Im Hofe selbst spielten ein Paar der munteren Kinder, die zur Weihnachtszeit den Baum umtanzt hatten und so froh über denselben gewesen waren. Eins der kleinsten lief hin und riß den Goldstern ab.

»Sieh, was da noch an dem häßlichen, alten Tannenbaum sitzt!« sagte es und trat auf die Zweige, so daß sie unter seinen Stiefeln knackten.

Der Baum sah auf all' die Blumenpracht und Frische im Garten, er betrachtete sich selbst und wünschte, daß er in seinem dunkeln Winkel auf dem Boden geblieben wäre; er gedachte seiner frischen Jugend im Walde, des lustigen Weihnachtsabends und der kleinen Mäuse, die so munter die Geschichte von Klumpe-Dumpe angehört hatten.

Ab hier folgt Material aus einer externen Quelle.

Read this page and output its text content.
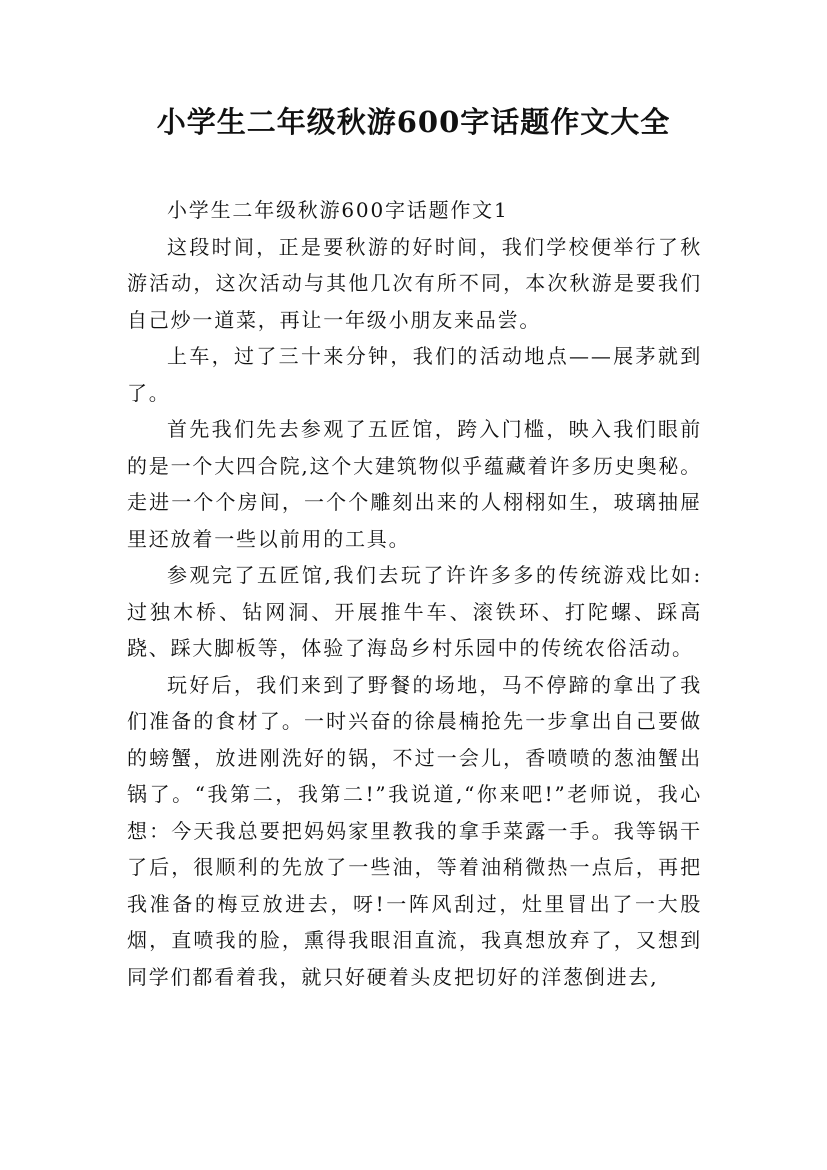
小学生二年级秋游600字话题作文大全

小学生二年级秋游600字话题作文1

这段时间，正是要秋游的好时间，我们学校便举行了秋游活动，这次活动与其他几次有所不同，本次秋游是要我们自己炒一道菜，再让一年级小朋友来品尝。

上车，过了三十来分钟，我们的活动地点——展茅就到了。

首先我们先去参观了五匠馆，跨入门槛，映入我们眼前的是一个大四合院,这个大建筑物似乎蕴藏着许多历史奥秘。走进一个个房间，一个个雕刻出来的人栩栩如生，玻璃抽屉里还放着一些以前用的工具。

参观完了五匠馆,我们去玩了许许多多的传统游戏比如:过独木桥、钻网洞、开展推牛车、滚铁环、打陀螺、踩高跷、踩大脚板等，体验了海岛乡村乐园中的传统农俗活动。

玩好后，我们来到了野餐的场地，马不停蹄的拿出了我们准备的食材了。一时兴奋的徐晨楠抢先一步拿出自己要做的螃蟹，放进刚洗好的锅，不过一会儿，香喷喷的葱油蟹出锅了。“我第二，我第二!”我说道,“你来吧!”老师说，我心想：今天我总要把妈妈家里教我的拿手菜露一手。我等锅干了后，很顺利的先放了一些油，等着油稍微热一点后，再把我准备的梅豆放进去，呀!一阵风刮过，灶里冒出了一大股烟，直喷我的脸，熏得我眼泪直流，我真想放弃了，又想到同学们都看着我，就只好硬着头皮把切好的洋葱倒进去,
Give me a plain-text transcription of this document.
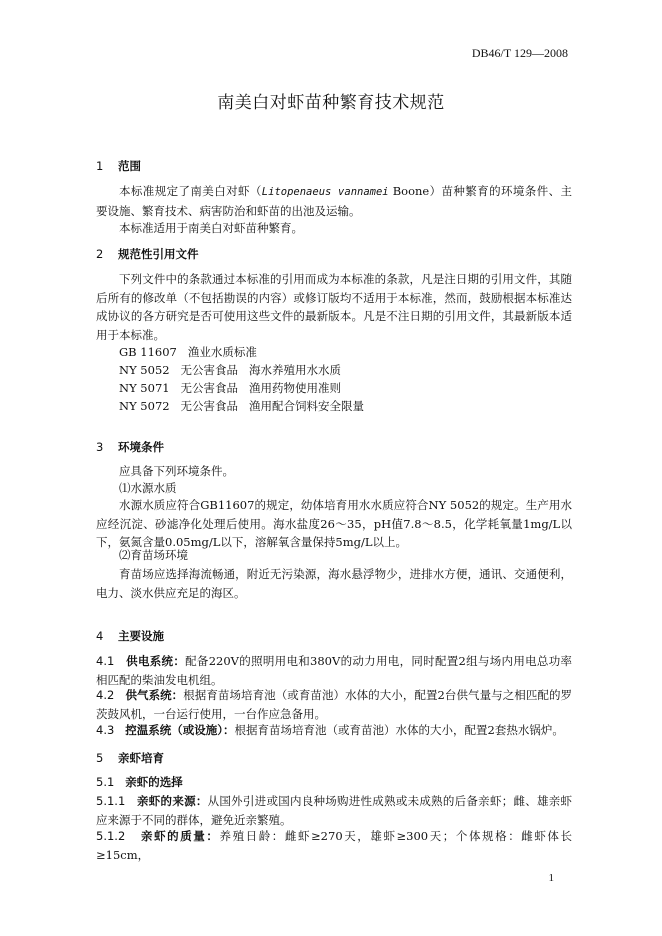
DB46/T 129—2008
南美白对虾苗种繁育技术规范
1 范围
本标准规定了南美白对虾（Litopenaeus vannamei Boone）苗种繁育的环境条件、主要设施、繁育技术、病害防治和虾苗的出池及运输。
本标准适用于南美白对虾苗种繁育。
2 规范性引用文件
下列文件中的条款通过本标准的引用而成为本标准的条款，凡是注日期的引用文件，其随后所有的修改单（不包括勘误的内容）或修订版均不适用于本标准，然而，鼓励根据本标准达成协议的各方研究是否可使用这些文件的最新版本。凡是不注日期的引用文件，其最新版本适用于本标准。
GB 11607   渔业水质标准
NY 5052   无公害食品   海水养殖用水水质
NY 5071   无公害食品   渔用药物使用准则
NY 5072   无公害食品   渔用配合饲料安全限量
3 环境条件
应具备下列环境条件。
⑴水源水质
水源水质应符合GB11607的规定，幼体培育用水水质应符合NY 5052的规定。生产用水应经沉淀、砂滤净化处理后使用。海水盐度26～35，pH值7.8～8.5，化学耗氧量1mg/L以下，氨氮含量0.05mg/L以下，溶解氧含量保持5mg/L以上。
⑵育苗场环境
育苗场应选择海流畅通，附近无污染源，海水悬浮物少，进排水方便，通讯、交通便利，电力、淡水供应充足的海区。
4 主要设施
4.1 供电系统：配备220V的照明用电和380V的动力用电，同时配置2组与场内用电总功率相匹配的柴油发电机组。
4.2 供气系统：根据育苗场培育池（或育苗池）水体的大小，配置2台供气量与之相匹配的罗茨鼓风机，一台运行使用，一台作应急备用。
4.3 控温系统（或设施）：根据育苗场培育池（或育苗池）水体的大小，配置2套热水锅炉。
5 亲虾培育
5.1 亲虾的选择
5.1.1 亲虾的来源：从国外引进或国内良种场购进性成熟或未成熟的后备亲虾；雌、雄亲虾应来源于不同的群体，避免近亲繁殖。
5.1.2 亲虾的质量：养殖日龄：雌虾≥270天，雄虾≥300天；个体规格：雌虾体长≥15cm，
1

»Vorbei, vorbei!« sagte der arme Baum. »Hätte ich mich doch gefreut, als ich es noch konnte! Vorbei, vorbei!«

Der Diener kam und hieb den Baum in kleine Stücke, ein ganzes Bund lag da; hell flackerte es auf unter dem großen Braukessel. Der Baum seufzte tief und jeder Seufzer war einem kleinen Schusse gleich; deshalb liefen die Kinder, die da spielten, herbei und setzten sich vor das Feuer, blickten in dasselbe hinein und riefen: »Piff, paff!« Aber bei jedem Knalle, der ein tiefer Seufzer war, dachte der Baum an einen Sommerabend im Walde oder an eine Winternacht da draußen, wenn die Sterne funkelten; er dachte an den Weihnachtsabend und an Klumpe-Dumpe, das einzige Märchen, welches er gehört hatte und zu erzählen wußte – und dann war der Baum verbrannt.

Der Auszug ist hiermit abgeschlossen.